Celiac disease is an autoimmune disorder characterized by atrophy of the intestine villi triggered by ingestion of gluten in genetically susceptible individuals. The association between celiac disease and low BMD has been recognized, but the mechanisms of disturbance are poorly understood. We show imbalance of cytokines relevant to bone metabolism in celiac patients' sera and the direct effect of these sera on in vitro bone cell activity.
Introduction: Celiac disease is associated with mineral metabolism derangement and low BMD. We investigated whether imbalance of serum factors in celiac patients could affect human bone cell activity in vitro.
Materials and Methods: We studied two groups of celiac patients—one on a gluten-free diet and another before the diet—both with decreased bone mass. Patients were investigated for bone turnover markers, and their sera were used for culturing bone cells from healthy donors and evaluate changes in cell activity.

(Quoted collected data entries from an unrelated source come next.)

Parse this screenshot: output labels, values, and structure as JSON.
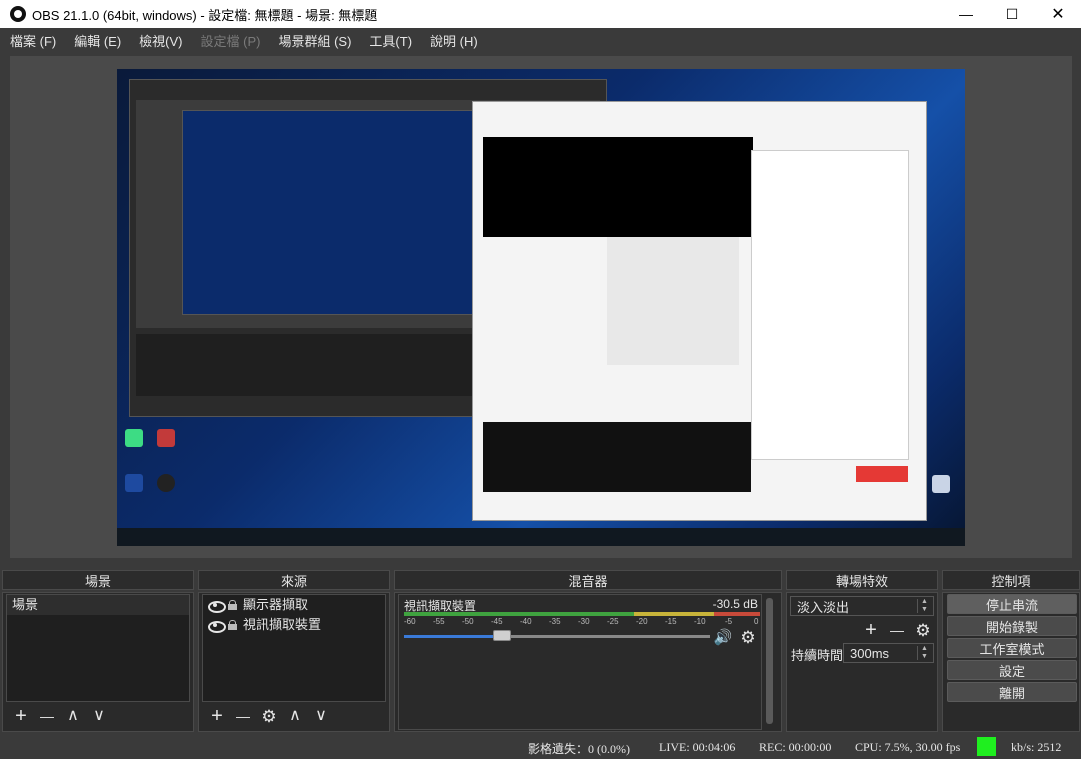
{
  "window": {
    "title": "OBS 21.1.0 (64bit, windows) - 設定檔: 無標題 - 場景: 無標題",
    "minimize_glyph": "—",
    "maximize_glyph": "☐",
    "close_glyph": "✕"
  },
  "menu": [
    {
      "label": "檔案 (F)",
      "enabled": true
    },
    {
      "label": "編輯 (E)",
      "enabled": true
    },
    {
      "label": "檢視(V)",
      "enabled": true
    },
    {
      "label": "設定檔 (P)",
      "enabled": false
    },
    {
      "label": "場景群組 (S)",
      "enabled": true
    },
    {
      "label": "工具(T)",
      "enabled": true
    },
    {
      "label": "說明 (H)",
      "enabled": true
    }
  ],
  "docks": {
    "scenes": {
      "header": "場景",
      "items": [
        "場景"
      ]
    },
    "sources": {
      "header": "來源",
      "items": [
        "顯示器擷取",
        "視訊擷取裝置"
      ]
    },
    "mixer": {
      "header": "混音器",
      "channel": "視訊擷取裝置",
      "db": "-30.5 dB",
      "ticks": [
        "-60",
        "-55",
        "-50",
        "-45",
        "-40",
        "-35",
        "-30",
        "-25",
        "-20",
        "-15",
        "-10",
        "-5",
        "0"
      ],
      "volume_fraction": 0.32
    },
    "transitions": {
      "header": "轉場特效",
      "selected": "淡入淡出",
      "duration_label": "持續時間",
      "duration_value": "300ms"
    },
    "controls": {
      "header": "控制項",
      "buttons": [
        "停止串流",
        "開始錄製",
        "工作室模式",
        "設定",
        "離開"
      ]
    }
  },
  "toolbar_glyphs": {
    "add": "+",
    "remove": "—",
    "up": "∧",
    "down": "∨",
    "gear": "⚙",
    "speaker": "🔊"
  },
  "status": {
    "dropped": "影格遺失：0 (0.0%)",
    "live": "LIVE: 00:04:06",
    "rec": "REC: 00:00:00",
    "cpu": "CPU: 7.5%, 30.00 fps",
    "bitrate": "kb/s: 2512"
  },
  "colors": {
    "accent_slider": "#3a7ad8",
    "live_indicator": "#1fef1f",
    "meter_green": "#3fa33f",
    "meter_yellow": "#c8b43a",
    "meter_red": "#c84a3a"
  }
}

Results: The N-terminal telopeptide of procollagen type I and interleukin (IL)-6 were higher than normal in patients not on the gluten-free diet. IL-1β and TNF-α/β were normal in all patients. IL-12 was reduced in all patients, whereas IL-18 was reduced only in patients on the diet. The RANKL/Osteoprotegerin (OPG) ratio was increased in patients not on the gluten-free diet. Persistently increased osteoclast numbers were obtained from peripheral blood mononuclear cells of healthy donors on incubation with sera of patients not on the gluten-free diet versus control sera and sera from patients on the diet. In human osteoblasts from healthy individuals, IL-18 was reduced on incubation with sera from all patients, whereas OPG expression was lower when sera from patients not on the diet were used. Proliferation, alkaline phosphatase, and nodule mineralization were increased in osteoblast cultures containing sera from all celiac patients, either on or not on the gluten-free diet.
Conclusions: We conclude that bone loss in celiac disease might also be caused by a cytokine imbalance directly affecting osteoclastogenesis and osteoblast activity.